With popularization of internet, internet attack cases are increasing, and attack methods differs each day, thus information safety problem has became a significant issue all over the world. Nowadays, it is an urgent need to detect, identify and hold up such attacks effectively. The research intends to compare efficiency of machine learning methods in intrusion detection system, including classification tree and support vector machine, with the hope of providing reference for establishing intrusion detection system in future.
Compared with other related works in data mining-based intrusion detectors, we proposed to calculate the mean value via sampling different ratios of normal data for each measurement, which lead us to reach a better accuracy rate for observation data in real world. We compared the accuracy, detection rate, false alarm rate for four attack types.
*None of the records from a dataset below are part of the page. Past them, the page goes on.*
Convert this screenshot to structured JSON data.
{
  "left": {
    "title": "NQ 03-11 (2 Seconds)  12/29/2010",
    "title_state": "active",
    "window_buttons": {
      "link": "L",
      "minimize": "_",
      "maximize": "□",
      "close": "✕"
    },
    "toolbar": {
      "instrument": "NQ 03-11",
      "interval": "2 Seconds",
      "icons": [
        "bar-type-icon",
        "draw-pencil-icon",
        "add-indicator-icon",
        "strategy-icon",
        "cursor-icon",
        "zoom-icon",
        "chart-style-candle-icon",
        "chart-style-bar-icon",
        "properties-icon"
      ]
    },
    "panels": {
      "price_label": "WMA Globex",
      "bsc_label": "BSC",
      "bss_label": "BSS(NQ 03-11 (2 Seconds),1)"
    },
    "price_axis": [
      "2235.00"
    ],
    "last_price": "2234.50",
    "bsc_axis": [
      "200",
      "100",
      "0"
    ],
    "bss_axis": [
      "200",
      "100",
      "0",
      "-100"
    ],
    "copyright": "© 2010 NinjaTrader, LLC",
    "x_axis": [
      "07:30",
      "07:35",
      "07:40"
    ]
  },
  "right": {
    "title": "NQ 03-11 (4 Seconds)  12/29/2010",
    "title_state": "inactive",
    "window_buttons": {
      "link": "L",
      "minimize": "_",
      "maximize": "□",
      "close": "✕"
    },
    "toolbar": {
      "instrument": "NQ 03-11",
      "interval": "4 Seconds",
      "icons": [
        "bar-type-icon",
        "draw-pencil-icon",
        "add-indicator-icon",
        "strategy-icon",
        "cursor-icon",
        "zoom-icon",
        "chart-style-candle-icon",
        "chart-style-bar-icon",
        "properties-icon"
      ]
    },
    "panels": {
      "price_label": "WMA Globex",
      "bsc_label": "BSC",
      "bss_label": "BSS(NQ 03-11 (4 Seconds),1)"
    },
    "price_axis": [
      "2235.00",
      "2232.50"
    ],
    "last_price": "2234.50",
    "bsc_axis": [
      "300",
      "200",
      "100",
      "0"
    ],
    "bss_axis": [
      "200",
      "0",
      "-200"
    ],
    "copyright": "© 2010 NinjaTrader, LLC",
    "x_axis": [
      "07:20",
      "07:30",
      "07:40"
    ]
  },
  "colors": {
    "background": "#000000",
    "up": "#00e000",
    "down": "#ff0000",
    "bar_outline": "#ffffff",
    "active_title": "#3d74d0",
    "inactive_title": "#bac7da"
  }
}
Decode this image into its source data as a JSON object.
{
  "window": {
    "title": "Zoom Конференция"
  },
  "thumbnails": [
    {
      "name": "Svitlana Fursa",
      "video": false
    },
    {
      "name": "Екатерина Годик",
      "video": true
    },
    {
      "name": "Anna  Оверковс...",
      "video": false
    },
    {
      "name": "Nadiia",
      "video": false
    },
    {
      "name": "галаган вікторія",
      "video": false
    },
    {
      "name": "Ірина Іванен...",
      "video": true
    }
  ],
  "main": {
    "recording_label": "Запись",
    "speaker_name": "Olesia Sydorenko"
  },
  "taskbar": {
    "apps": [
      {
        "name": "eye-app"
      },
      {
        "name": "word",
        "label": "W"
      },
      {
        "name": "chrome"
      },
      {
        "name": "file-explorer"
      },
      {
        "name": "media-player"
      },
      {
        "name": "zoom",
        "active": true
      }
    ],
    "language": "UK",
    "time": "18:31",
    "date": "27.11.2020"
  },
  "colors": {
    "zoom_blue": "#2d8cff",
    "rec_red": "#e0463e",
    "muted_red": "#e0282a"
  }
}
More over, it shows better performance than KDD Winner, especially for U2R type and R2L type attacks.
In recent years, as internet and personal computers are populated, utilization rate of internet keeps increasing. It is changing people’s lives gradually, and the majorities of people study, recreate, communicate and buy through internet. Besides common people, enterprise structure and business mode also undergoes transformation due to internet, and large enterprise or government organizations, in order to achieve operation purpose and efficiency, develop many application and service items resting on internet; these are an irresistible tendency in the new era.
However, though internet brings about convenience and realtimeliness, consequently comes information safety problem; for example: servers are attacked and paralyzed, inner data and information are stolen, and so on. In the event of such cases, big losses may be caused in money and business credit. For example, in 2000, American Yahoo was subject to DDos attack, the servers were paralyzed for 3 hours approximately, 1 million users were affected, and the losses involved were too large to calculate. Other famous business internets, such as CNN, eBay, Amazon.com, Buy.com, and so on, also suffered such internet attacks.
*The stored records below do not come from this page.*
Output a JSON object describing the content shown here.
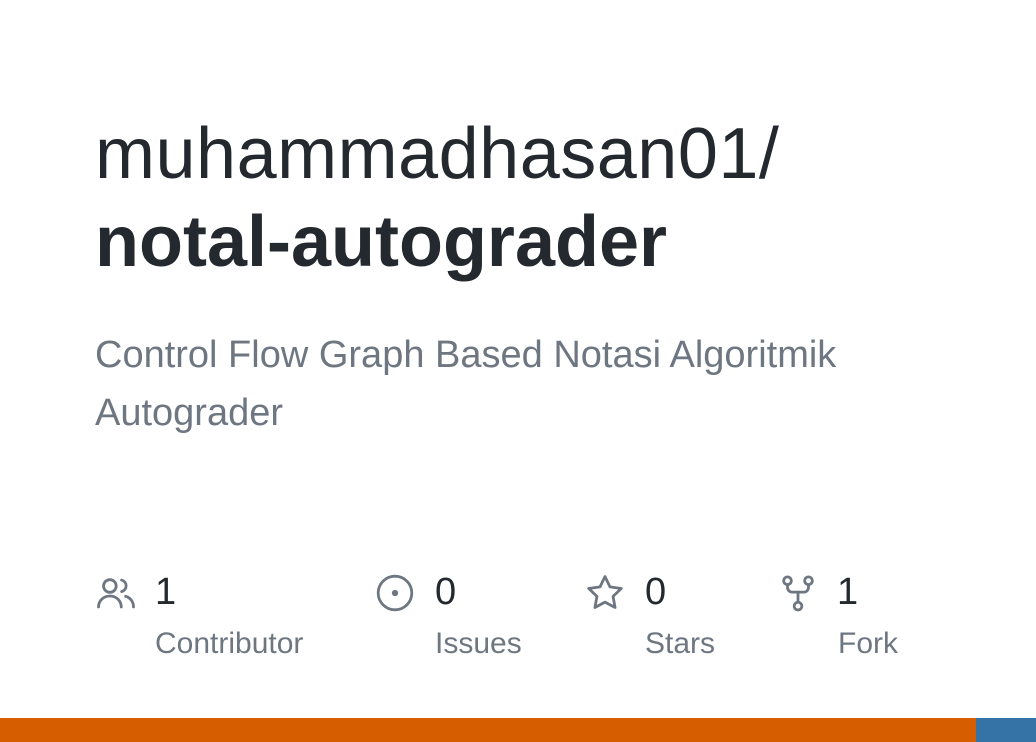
{
  "repo": {
    "owner": "muhammadhasan01/",
    "name": "notal-autograder",
    "description": "Control Flow Graph Based Notasi Algoritmik Autograder"
  },
  "stats": [
    {
      "icon": "people-icon",
      "count": "1",
      "label": "Contributor"
    },
    {
      "icon": "issue-icon",
      "count": "0",
      "label": "Issues"
    },
    {
      "icon": "star-icon",
      "count": "0",
      "label": "Stars"
    },
    {
      "icon": "fork-icon",
      "count": "1",
      "label": "Fork"
    }
  ],
  "language_bar": {
    "segments": [
      {
        "color": "#D65E00",
        "fraction": 0.942
      },
      {
        "color": "#3572A5",
        "fraction": 0.058
      }
    ]
  },
  "colors": {
    "title": "#24292f",
    "muted": "#6e7781"
  }
}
5.2. Future research suggestions
-Dataset KDD Cup 99 applied in the research is popularly used in current intrusion detection system; however, it is data of 1999, and network technology and attack methods changes greatly, it cannot reflect real network situation nowadays. Therefore, if newer information is got and tested and compared refresh, they can more accurately reflect current network situation.
-Through test and comparison, the accuracy and detection rate of C4.5 is higher than that of SVM, but false alarm rate of SVM is better; if we combine the two methods, overall accuracy can be increased greatly.
-In sampling, the research supposes that the distribution of attack data other than normal data is even, which cannot surely get optimal results, and this should be improved and validated in future.
-C4.5 parameters set in the research is not optimal, thus the future work should optimize the parameters according to C4.5 parameters and different training dataset.
-SVM applied in the research uses its built-in grid.py to optimize its parameters, and it needs approximately 2 hours to search parameters for 10,000 groups of data in the research; however, it is not suitable, for intrusion detection system requires realtimeliness. The future research should aim at the direction where the parameters can be optimized rapidly.